Saturday, November 19, 2005

My Half Century: Part Two

1985 - 1995
It occurs to me that I've set myself an impossible task. Why did I ever think I could write about ten years a day? Without any notes, for heaven's sake! What arrogance.

I've got half a bookshelf full of Henry Miller's books, and those only cover a few years in his life.

The best I can hope for is to hit the high points as they come to me.

We got married in April 1985. Mary went to Korea in 1995. We divorced in 2000.

Since I have said that the Murrah Building bombing signals the de facto end of our marriage - as I look back through my 20/20 glasses - it's fair to say this decade corresponds with the length of my marriage.

We had met in 1983, or so. I was in charge of the music for our mission church, and I hired Mary to be our church organist. Before long, we were doing social things together, and not long after that our social outings became dates.

Within a year and a half, we were engaged. I insisted on a year long engagement.

In hindsight - with those 20/20 glasses - I don't know what difference I thought that year would make. We were already sexually active, and fairly well enmeshed. For example, when Mary's electricity was cut off, I ran extension cords out my window to her apartment (immediately below me) so she could keep her fans going.

I should mention that Mary is ten years older than I am - she's slightly over 60 as I write this. She had been previously married, and had two teenage boys, who were just a couple of years apart in age. As a single mom, it was sometimes challenging to make ends meet - thus the electricity cut off.

Economically, I was doing slightly better than she. I was the Receiving Room Supervisor at the Infernal Bookstore. When Mary heard "supervisor", she thought I must be doing fairly well. I was free enough with my money when we went out to give her that impression. But the truth was that I had a subsistence life, with most of my money going toward entertainment.

I was living in a three-story house that had been converted into apartments. The most interesting characters lived there - folk on the fringe, like me. The interracial couple across the hall. The guitarist downstairs. The lost hippy on the top floor. And me, also lost in my own way.

When I moved in, Diane's mother lived on the ground floor. She was an alcoholic, drinking peppermint schnapps every night to get her little buzz on. She was there about a year and a half after I moved in, then she moved to a house closer to Diane. Mary moved in not longer after, to be closer to me.

As I say, we were engaged within a year and a half after that.

The first few years of marriage were fine. Many people, when they heard we'd been married one or two years, would say, "Oh, you're still on your honeymoon." It's only in retrospect I understand what they meant. We worked together to manage the boys. That common task helped keep us together.

I think I did fairly well by the boys. I asked them, as well as Mary's parents, for her hand. I told them early on that I wasn't their substitute dad, big brother, or pal. I was there to support their mom, and to enforce her rules.

Problem was, they hadn't had any rules enforcer before.

They pretty much did their thing, and we did our best to keep them centered, going to school and all that. They were both bad about curfew. We finally sat the oldest, J, down and told him if he couldn't even call his mom so she wouldn't worry, he would need to move out. He moved out.

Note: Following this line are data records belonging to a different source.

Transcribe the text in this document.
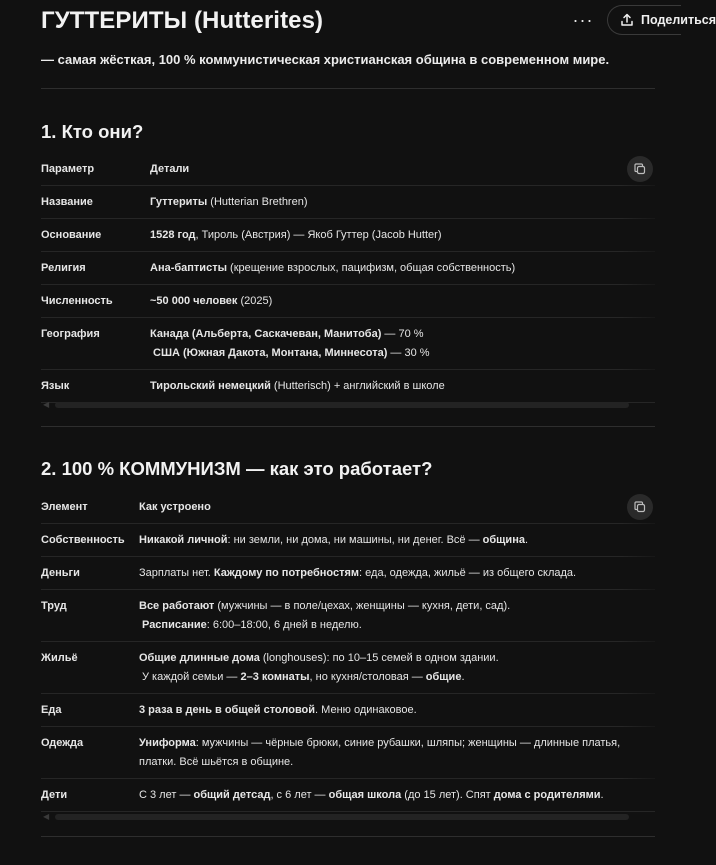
···	Поделиться
ГУТТЕРИТЫ (Hutterites)
— самая жёсткая, 100 % коммунистическая христианская община в современном мире.
1. Кто они?
Параметр	Детали
Название	Гуттериты (Hutterian Brethren)
Основание	1528 год, Тироль (Австрия) — Якоб Гуттер (Jacob Hutter)
Религия	Ана-баптисты (крещение взрослых, пацифизм, общая собственность)
Численность	~50 000 человек (2025)
География	Канада (Альберта, Саскачеван, Манитоба) — 70 %
США (Южная Дакота, Монтана, Миннесота) — 30 %
Язык	Тирольский немецкий (Hutterisch) + английский в школе
◀
2. 100 % КОММУНИЗМ — как это работает?
Элемент	Как устроено
Собственность	Никакой личной: ни земли, ни дома, ни машины, ни денег. Всё — община.
Деньги	Зарплаты нет. Каждому по потребностям: еда, одежда, жильё — из общего склада.
Труд	Все работают (мужчины — в поле/цехах, женщины — кухня, дети, сад).
Расписание: 6:00–18:00, 6 дней в неделю.
Жильё	Общие длинные дома (longhouses): по 10–15 семей в одном здании.
У каждой семьи — 2–3 комнаты, но кухня/столовая — общие.
Еда	3 раза в день в общей столовой. Меню одинаковое.
Одежда	Униформа: мужчины — чёрные брюки, синие рубашки, шляпы; женщины — длинные платья,
платки. Всё шьётся в общине.
Дети	С 3 лет — общий детсад, с 6 лет — общая школа (до 15 лет). Спят дома с родителями.
◀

B, the younger son, was having serious drug problems. I saw a bit of my prior behavior (which you will hear about in a couple of days) in him. I had compassion. But I also recognized how powerless we were over the self-destructive pattern.

I forget how or why, but he soon moved out as well.

We now longer had a steady common project.

It took a while for things to start unthreading, but there were warning signs.

Mary had trouble holding a job. There were two things I noticed happening: she always thought she knew better than management, or was too good for the job, and the resentment would come through. The other thing was how she would decide someone in the office was out to get her, and try to form alliances against that person. Problem was, she was trying to form alliances against someone these people knew better than her.

Eventually, she would create her own reality: most people in the office would not trust her, perceiving her as a manipulator or back-stabber. Sooner or later, most in the office would indeed think she needed to be somewhere else.

I had a steady job, at the Infernal Bookstore, but it was a dead end. It became even worse when it was bought by a national chain (one parodied in You've Got Mail). The boss was pretty hard on me. And I'd come home complaining every night. Instead of taking my side, Mary would tell me I just needed to play the game.

Christ! I was trying to play the game. For a full year, it seemed like nothing I did was right. And besides, shouldn't the wife say a few supportive things rather than take the opposing side?

She sure as hell wasn't playing the game at her jobs! If she had, she would have kept the jobs.

Things fell more and more apart.
Then there's the terrible year. November '91, Mary's mother died. February '92, Padre died. March or April '92, Mary's brother Rob died. We were buffeted by those tragedies. Lost our footing. All that may have signaled the beginning of the end.

Somehow I survived the change in management at the Infernal Bookstore. I simply put my head down and decided I would prove that manager wrong. Not sure I really did; I simply outlasted him. I was never bad enough to get fired. And he was relocated to torture another employees at another acquisition of the Minor Demiurge.